Bulut, kitabında Nahr el Bared baskınından sağ kurtulan bir Türk'ün de anlatımlarına yer veriyor:

"İlk nöbetçi bendim. Akşam altıdan sekize kadar nöbet tuttum. Bitirdim nöbeti, barakaya döndüm ve yattım. Bir gürültü oldu. Hepimiz uyandık. Patlamalar sürekliydi. Bu durumda herkes ayağa kalkar, ne olup bittiğini anladıktan sonra yeniden yatılırdı. Kural buydu. Gürültüyle birlikte yerimizden fırlamıştık ki, arkadan başka patlamalar geldi. Ara vermiyordu hiç. Çevreye ışıklar saçılıyordu. Bizim biraz üst tarafımızda Filistinlilerin polis teşkilatı vardı. Onlar ateş ediyorlardı. Karşılıklı ateş sesleri geliyordu. Biraz düşündük, ne yapalım diye. Dışarı çıkıp çıkmama konusunda karar veremiyorduk. Çünkü tam bizim bulunduğumuz yeri havan topuyla dövüyorlardı. Çevreye şarapneller sıçrıyordu. Kararsızlık içinde kıvranırken, bir yandan da bize bırakılan destek mitralyözü kurmaya çalışıyorduk. Küçük silah nöbetçideydi. Mitralyözü kurmaya çalışırken kapıdan ateş etmeye başladılar. Bacağımdan yaralandım. Arkadaşlar yanlara attılar kendilerini. Sürekli ateş altında, kapıdan yana çekilirken karnımdan da yaralandım. O anda yapacak bir şey yoktu. Arkadaşların üzerine düştüm. Birtakım gölgeler girdi içeri. Ne yaptıklarını izleyemedim. Çıktılar dışarı. Yeniden bir patlama oldu. Bayılmışım. Ondan sonra arkadaşları öldürmüşler.

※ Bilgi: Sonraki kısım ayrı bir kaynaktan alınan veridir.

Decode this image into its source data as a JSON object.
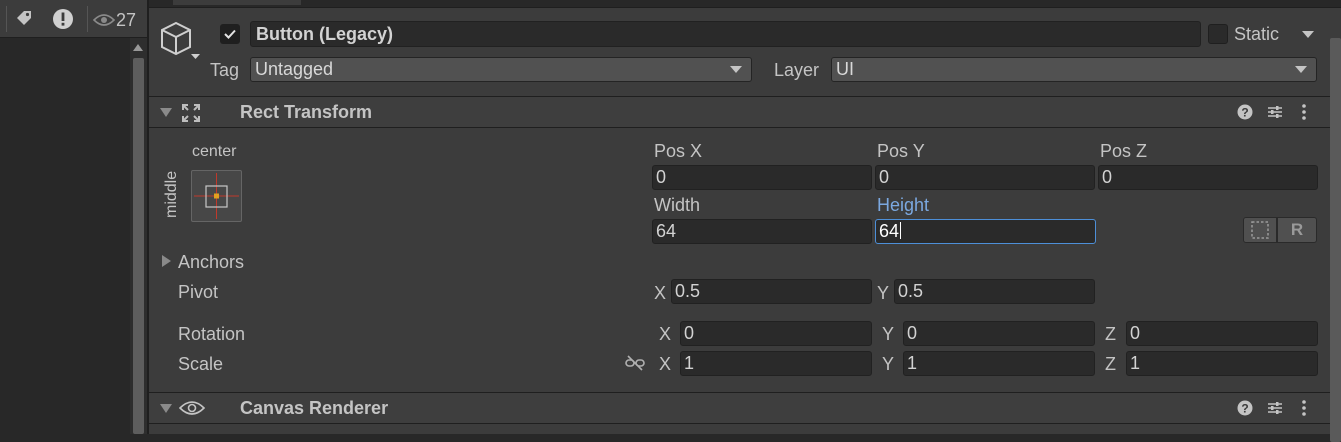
{
  "hierarchy_toolbar": {
    "visible_count": "27"
  },
  "gameobject": {
    "active_checked": true,
    "name": "Button (Legacy)",
    "static_label": "Static",
    "tag_label": "Tag",
    "tag_value": "Untagged",
    "layer_label": "Layer",
    "layer_value": "UI"
  },
  "rect_transform": {
    "title": "Rect Transform",
    "anchor_preset_h": "center",
    "anchor_preset_v": "middle",
    "pos_x_label": "Pos X",
    "pos_x": "0",
    "pos_y_label": "Pos Y",
    "pos_y": "0",
    "pos_z_label": "Pos Z",
    "pos_z": "0",
    "width_label": "Width",
    "width": "64",
    "height_label": "Height",
    "height": "64",
    "anchors_label": "Anchors",
    "pivot_label": "Pivot",
    "pivot_x_label": "X",
    "pivot_x": "0.5",
    "pivot_y_label": "Y",
    "pivot_y": "0.5",
    "rotation_label": "Rotation",
    "rot_x_label": "X",
    "rot_x": "0",
    "rot_y_label": "Y",
    "rot_y": "0",
    "rot_z_label": "Z",
    "rot_z": "0",
    "scale_label": "Scale",
    "scale_x_label": "X",
    "scale_x": "1",
    "scale_y_label": "Y",
    "scale_y": "1",
    "scale_z_label": "Z",
    "scale_z": "1",
    "raw_edit_button": "R"
  },
  "canvas_renderer": {
    "title": "Canvas Renderer"
  },
  "colors": {
    "focus": "#4d8fd8",
    "anchor_marker": "#e0a020",
    "anchor_lines": "#c0392b"
  },
  "icons": [
    "tag-icon",
    "warning-icon",
    "eye-icon",
    "gameobject-cube-icon",
    "checkmark-icon",
    "rect-transform-icon",
    "help-icon",
    "presets-icon",
    "more-icon",
    "unlink-scale-icon",
    "blueprint-mode-icon",
    "canvas-renderer-eye-icon"
  ]
}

Son patlamayla birlikte baraka çökmüş, duvarlar dışarıya doğru yıkılmış. Patlama temelden almış götürmüş duvarları. Kendime geldiğimde kafam temele sarkıyordu. Ben daha yüksekte kalmışım. Aradan ne kadar zaman geçtiğini çıkarmak çok güç... Birbirinden kopuk, değişik görüntüler. O sırada bizim arkadaşlara saldırıyorlarmış. Benim her tarafım kan içindeydi. Gözlerim, saçlarım yanmıştı. Öldüğümden emin olmak için karnımdan bir kere daha süngülemişler. Duyduğum acı bu yüzdenmiş. Kendime geldiğimde ortalık durulmuştu. Yavaşça doğruldum. Çevremde kimseyi göremedim. Biraz uzağımda ateş yanıyordu. Düşe kalka yürümeye çalıştım. Üst taraftaki mahalleye ulaştım. Bir eve girdim. Sesim çıktığı kadar bağırdım. Bir süre sonra birileri geldi. İlk önce İsrailli sandım. Aralarında konuştular. Filistinli olduklarını anladım. Beni bir arabaya koyarak hastaneye götürdüler." (Bulut, s.166-167)

filistinruyasi4-1.jpg

'İhanete uğradık'

Bulut, kamp içinden sızdırılan bilgiyle İsraillilerin baskını gerçekleştiğini belirterek, "İçeriden ihanete uğradık" diyor ve ekliyor: "Saldırganlar kampın konumunu çok iyi biliyorlardı. Bunu top ateşinin düzeninden ve isabet yeteneğinden anlamak mümkündü. İlk olarak nereyi vuracaklarını ve sonra nereleri çökerteceklerini iyi saptamışlardı. Örneğin Türklerin kaldığı odayı vursalar, Nizamiye kapısında nöbet tutan Araplar kaçabilir, nöbetçiler de kendilerini koruyabilirlerdi. Oysa atışlar, sırasıyla; Nizamiye kapısını, nöbetçi kulübesini yerle bir etti. Daha sonra kapalı yerlere doğru ilerledi ve Türkiyeli devrimcileri köşeye sıkıştırdı. Bu yuvaların önceden saptanamamış olması da, İsrail baskınının genel bir operasyon değil, Nahr el Bared kampını hedef alan bir saldırı olduğunu kanıtlıyordu. Saldırı iki yönde olmuştu. İsrail komandoları helikopterle kampın bir kilometre kuzeyindeki açık araziye inmişti. Kampa girmeden önce tarama ateşiyle 7-10 kilometre açıkta bekleyen gemilere işaret vermişlerdi. Gemiler, 500’lük mermilerle tarayıp bombardıman yağmuruna tuttuktan ve direniş odaklarını susturduktan sonra, komandolar kamp ve çevresine son darbeyi vurmuşlardı." (Bulut, s.169.)

'Mezarları tahrip oldu'

Boraların mezarları hakkında ise şunları söylüyor: "Filistin Büyükelçiliği, Bora ve arkadaşlarının Lübnan’da şehit düştüklerini doğruladı. Ancak gömülü bulundukları “Enternasyonalizm ve Halkların Kardeşliği Mezarlığı”, Lübnan iç savaşı sırasında tümüyle tahrip olmuş; kimin nerede bulunduğu bilinemez hale gelmişti. Ayrıca kayıt belgeleri de Beyrut’taki savaş ve Filistin katliamları sırasında ortadan kaybolmuştu. Bu yüzden de pek faydaları olmadı." (Bulut, s.168.)